Protecting pregnant women and their babies

Dr Elizabeth Juma, National Malaria Control Programme, Kenya

When a pregnant woman contracts malaria two lives are at stake, not just one. Pregnancy lowers a woman’s immune response to infections and so she is four-times more likely to get malaria and twice as likely to die from it than another adult. It can also lead to complications for the baby such as low birth weight and even death.

Together with Pfizer, MMV is developing a new regimen for intermittent preventive treatment in pregnancy (IPTp), of azithromycinchloroquine (AZ-CQ) that will help to improve overall birth outcomes. IPTp is administered during the second and third trimester at antenatal clinics – regardless of whether the mother-to-be has malaria symptoms. The development programme started in October 2010 and the goal is to submit the medicine for regulatory approval in 2014.

1. What is the impact of malaria in Kenya, particularly for pregnant women?

Malaria is the single leading cause of illness and death in my country, particularly for children. For pregnant women and their unborn babies it’s also a big problem. Every year around 600,000- 700,000 pregnant women live at high risk of malaria in Kenya alone. What is the approach in Kenya to protect pregnant women from malaria?

We have a three-pronged approach: first, and one of the most important, is health education for mothers. They need to be aware of the threat malaria poses to them and their unborn babies and how to protect themselves. Second, we focus on prevention using a combination of bed-nets and IPTp using sulfadoxinepyrimethamine (SP), which are given to the mothers in antenatal clinics all around Kenya, even in the most remote areas. Third, we try to encourage prompt treatment-seeking behaviour, as malaria can progress rapidly and be dangerous.

2. What are the flaws in this approach?

IPTp was introduced in the late 1990s after being recommended by the WHO and it relies on only one medicine – SP. The problem is that we are now seeing resistance emerging to it.
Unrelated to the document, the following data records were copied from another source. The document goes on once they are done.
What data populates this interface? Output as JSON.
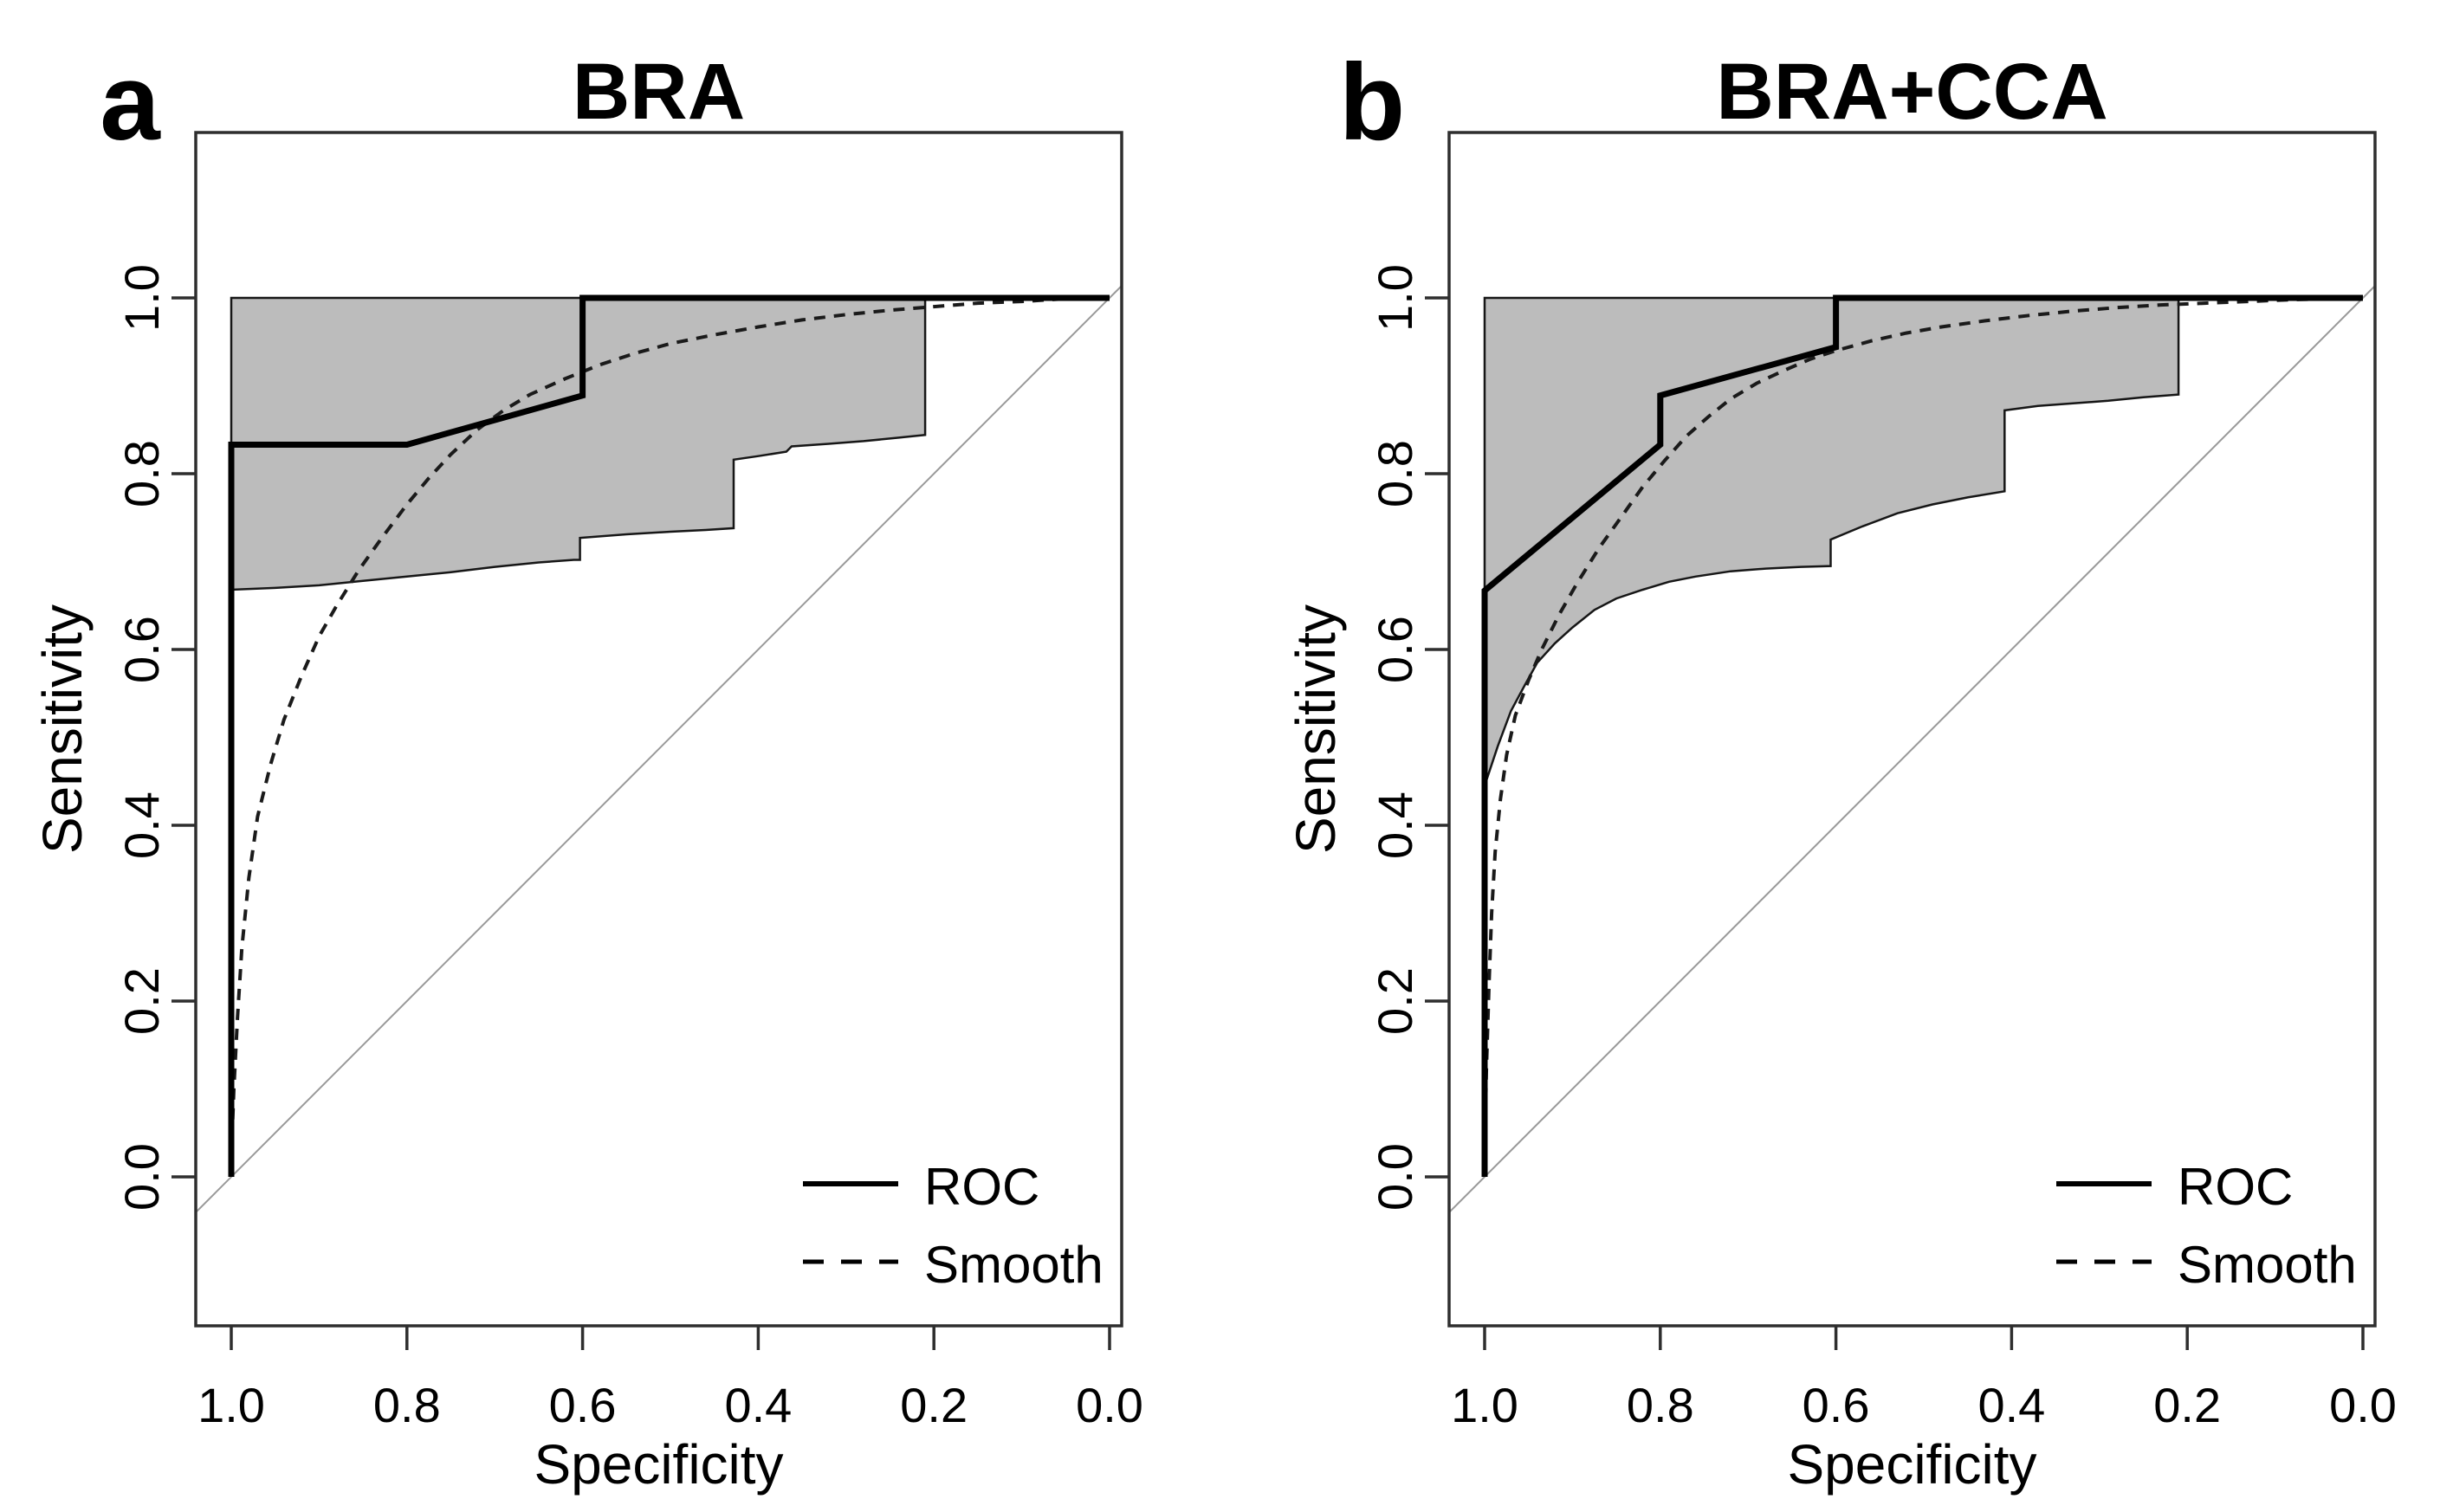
{
  "figure": {
    "background": "#ffffff",
    "panels": 2
  },
  "colors": {
    "band_fill": "#bcbcbc",
    "band_edge": "#161616",
    "roc_line": "#000000",
    "smooth_line": "#1a1a1a",
    "diagonal": "#999999",
    "box": "#2e2e2e",
    "text": "#000000"
  },
  "chart_data": [
    {
      "type": "line",
      "panel_letter": "a",
      "title": "BRA",
      "xlabel": "Specificity",
      "ylabel": "Sensitivity",
      "x_axis": {
        "label": "Specificity",
        "tick_labels": [
          "1.0",
          "0.8",
          "0.6",
          "0.4",
          "0.2",
          "0.0"
        ],
        "tick_values": [
          1.0,
          0.8,
          0.6,
          0.4,
          0.2,
          0.0
        ],
        "reversed": true,
        "range": [
          1.04,
          -0.014
        ],
        "grid": false
      },
      "y_axis": {
        "label": "Sensitivity",
        "tick_labels": [
          "0.0",
          "0.2",
          "0.4",
          "0.6",
          "0.8",
          "1.0"
        ],
        "tick_values": [
          0.0,
          0.2,
          0.4,
          0.6,
          0.8,
          1.0
        ],
        "range": [
          -0.17,
          1.19
        ],
        "grid": false
      },
      "legend": [
        {
          "label": "ROC",
          "style": "solid"
        },
        {
          "label": "Smooth",
          "style": "dashed"
        }
      ],
      "legend_position": "bottom-right",
      "series": [
        {
          "name": "ROC",
          "style": "solid",
          "points": [
            [
              1.0,
              0.0
            ],
            [
              1.0,
              0.833
            ],
            [
              0.8,
              0.833
            ],
            [
              0.6,
              0.889
            ],
            [
              0.6,
              1.0
            ],
            [
              0.0,
              1.0
            ]
          ]
        },
        {
          "name": "Smooth",
          "style": "dashed",
          "points": [
            [
              1.0,
              0.02
            ],
            [
              0.997,
              0.1
            ],
            [
              0.993,
              0.18
            ],
            [
              0.988,
              0.26
            ],
            [
              0.98,
              0.34
            ],
            [
              0.97,
              0.41
            ],
            [
              0.955,
              0.47
            ],
            [
              0.94,
              0.52
            ],
            [
              0.92,
              0.57
            ],
            [
              0.9,
              0.615
            ],
            [
              0.88,
              0.65
            ],
            [
              0.855,
              0.69
            ],
            [
              0.83,
              0.725
            ],
            [
              0.8,
              0.765
            ],
            [
              0.775,
              0.795
            ],
            [
              0.75,
              0.822
            ],
            [
              0.72,
              0.85
            ],
            [
              0.69,
              0.872
            ],
            [
              0.66,
              0.89
            ],
            [
              0.62,
              0.908
            ],
            [
              0.58,
              0.924
            ],
            [
              0.54,
              0.937
            ],
            [
              0.5,
              0.948
            ],
            [
              0.45,
              0.958
            ],
            [
              0.4,
              0.967
            ],
            [
              0.35,
              0.975
            ],
            [
              0.3,
              0.981
            ],
            [
              0.25,
              0.986
            ],
            [
              0.2,
              0.99
            ],
            [
              0.15,
              0.994
            ],
            [
              0.1,
              0.996
            ],
            [
              0.05,
              0.999
            ],
            [
              0.0,
              1.0
            ]
          ]
        },
        {
          "name": "Chance",
          "style": "reference-diagonal",
          "points": [
            [
              1.0,
              0.0
            ],
            [
              0.0,
              1.0
            ]
          ]
        }
      ],
      "confidence_band": {
        "x_range": [
          1.0,
          0.21
        ],
        "upper": [
          [
            1.0,
            1.0
          ],
          [
            0.21,
            1.0
          ]
        ],
        "lower": [
          [
            1.0,
            0.668
          ],
          [
            0.95,
            0.67
          ],
          [
            0.9,
            0.673
          ],
          [
            0.85,
            0.678
          ],
          [
            0.8,
            0.683
          ],
          [
            0.75,
            0.688
          ],
          [
            0.7,
            0.694
          ],
          [
            0.65,
            0.699
          ],
          [
            0.61,
            0.702
          ],
          [
            0.603,
            0.702
          ],
          [
            0.603,
            0.727
          ],
          [
            0.55,
            0.731
          ],
          [
            0.5,
            0.734
          ],
          [
            0.46,
            0.736
          ],
          [
            0.428,
            0.738
          ],
          [
            0.428,
            0.816
          ],
          [
            0.4,
            0.82
          ],
          [
            0.368,
            0.825
          ],
          [
            0.362,
            0.831
          ],
          [
            0.32,
            0.834
          ],
          [
            0.28,
            0.837
          ],
          [
            0.24,
            0.841
          ],
          [
            0.21,
            0.844
          ]
        ]
      }
    },
    {
      "type": "line",
      "panel_letter": "b",
      "title": "BRA+CCA",
      "xlabel": "Specificity",
      "ylabel": "Sensitivity",
      "x_axis": {
        "label": "Specificity",
        "tick_labels": [
          "1.0",
          "0.8",
          "0.6",
          "0.4",
          "0.2",
          "0.0"
        ],
        "tick_values": [
          1.0,
          0.8,
          0.6,
          0.4,
          0.2,
          0.0
        ],
        "reversed": true,
        "range": [
          1.04,
          -0.014
        ],
        "grid": false
      },
      "y_axis": {
        "label": "Sensitivity",
        "tick_labels": [
          "0.0",
          "0.2",
          "0.4",
          "0.6",
          "0.8",
          "1.0"
        ],
        "tick_values": [
          0.0,
          0.2,
          0.4,
          0.6,
          0.8,
          1.0
        ],
        "range": [
          -0.17,
          1.19
        ],
        "grid": false
      },
      "legend": [
        {
          "label": "ROC",
          "style": "solid"
        },
        {
          "label": "Smooth",
          "style": "dashed"
        }
      ],
      "legend_position": "bottom-right",
      "series": [
        {
          "name": "ROC",
          "style": "solid",
          "points": [
            [
              1.0,
              0.0
            ],
            [
              1.0,
              0.667
            ],
            [
              0.8,
              0.833
            ],
            [
              0.8,
              0.889
            ],
            [
              0.6,
              0.944
            ],
            [
              0.6,
              1.0
            ],
            [
              0.0,
              1.0
            ]
          ]
        },
        {
          "name": "Smooth",
          "style": "dashed",
          "points": [
            [
              1.0,
              0.02
            ],
            [
              0.998,
              0.12
            ],
            [
              0.995,
              0.22
            ],
            [
              0.992,
              0.3
            ],
            [
              0.988,
              0.37
            ],
            [
              0.982,
              0.43
            ],
            [
              0.975,
              0.48
            ],
            [
              0.965,
              0.525
            ],
            [
              0.95,
              0.565
            ],
            [
              0.935,
              0.6
            ],
            [
              0.915,
              0.64
            ],
            [
              0.895,
              0.675
            ],
            [
              0.87,
              0.715
            ],
            [
              0.845,
              0.75
            ],
            [
              0.82,
              0.785
            ],
            [
              0.795,
              0.815
            ],
            [
              0.77,
              0.843
            ],
            [
              0.745,
              0.865
            ],
            [
              0.72,
              0.885
            ],
            [
              0.69,
              0.903
            ],
            [
              0.66,
              0.917
            ],
            [
              0.63,
              0.93
            ],
            [
              0.6,
              0.94
            ],
            [
              0.56,
              0.951
            ],
            [
              0.52,
              0.96
            ],
            [
              0.48,
              0.967
            ],
            [
              0.43,
              0.974
            ],
            [
              0.38,
              0.98
            ],
            [
              0.33,
              0.985
            ],
            [
              0.28,
              0.989
            ],
            [
              0.23,
              0.992
            ],
            [
              0.18,
              0.994
            ],
            [
              0.13,
              0.996
            ],
            [
              0.08,
              0.998
            ],
            [
              0.0,
              1.0
            ]
          ]
        },
        {
          "name": "Chance",
          "style": "reference-diagonal",
          "points": [
            [
              1.0,
              0.0
            ],
            [
              0.0,
              1.0
            ]
          ]
        }
      ],
      "confidence_band": {
        "x_range": [
          1.0,
          0.21
        ],
        "upper": [
          [
            1.0,
            1.0
          ],
          [
            0.21,
            1.0
          ]
        ],
        "lower": [
          [
            1.0,
            0.445
          ],
          [
            0.985,
            0.49
          ],
          [
            0.97,
            0.53
          ],
          [
            0.955,
            0.558
          ],
          [
            0.94,
            0.585
          ],
          [
            0.92,
            0.607
          ],
          [
            0.9,
            0.625
          ],
          [
            0.875,
            0.645
          ],
          [
            0.85,
            0.658
          ],
          [
            0.82,
            0.668
          ],
          [
            0.79,
            0.677
          ],
          [
            0.76,
            0.683
          ],
          [
            0.72,
            0.689
          ],
          [
            0.68,
            0.692
          ],
          [
            0.64,
            0.694
          ],
          [
            0.606,
            0.695
          ],
          [
            0.606,
            0.725
          ],
          [
            0.57,
            0.74
          ],
          [
            0.53,
            0.755
          ],
          [
            0.49,
            0.765
          ],
          [
            0.45,
            0.773
          ],
          [
            0.408,
            0.78
          ],
          [
            0.408,
            0.872
          ],
          [
            0.37,
            0.877
          ],
          [
            0.33,
            0.88
          ],
          [
            0.29,
            0.883
          ],
          [
            0.25,
            0.887
          ],
          [
            0.21,
            0.89
          ]
        ]
      }
    }
  ]
}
We cannot assume SP will be effective forever, its efficacy will continue to decline. We know that the pipeline for new medicines to replace it is narrow if not empty.

3. What is your view on the combination of azithromycin and chloroquine as an alternative?

Azithromycin (AZ) and chloroquine (CQ) have been used for a number of years and so we know they are well-tolerated in pregnancy. The combination, therefore, comes with a head start. In Kenya we stopped using CQ for treatment a number of years ago, as the parasite had become resistant to it. Thankfully, AZ is able to improve parasite sensitivity to CQ and the combination is in fact more efficacious than the sum of its parts. As an antibiotic, AZ is also able to treat sexually transmitted infections, which unfortunately are prevalent in pregnant women. This means the combination would be dual-acting: protecting against malaria and treating other infections that can lead to reduced pregnancy outcomes.

Here in Kenya we are excited about the clinical testing of this drug for IPTp. We are all hopeful that the AZ-CQ development programme will generate positive results as we really need more commodities in our armoury to fight malaria, especially in pregnancy.

Dr Elizabeth Juma is the Former Progamme Manager, of the National Malaria Control Programme, Kenya.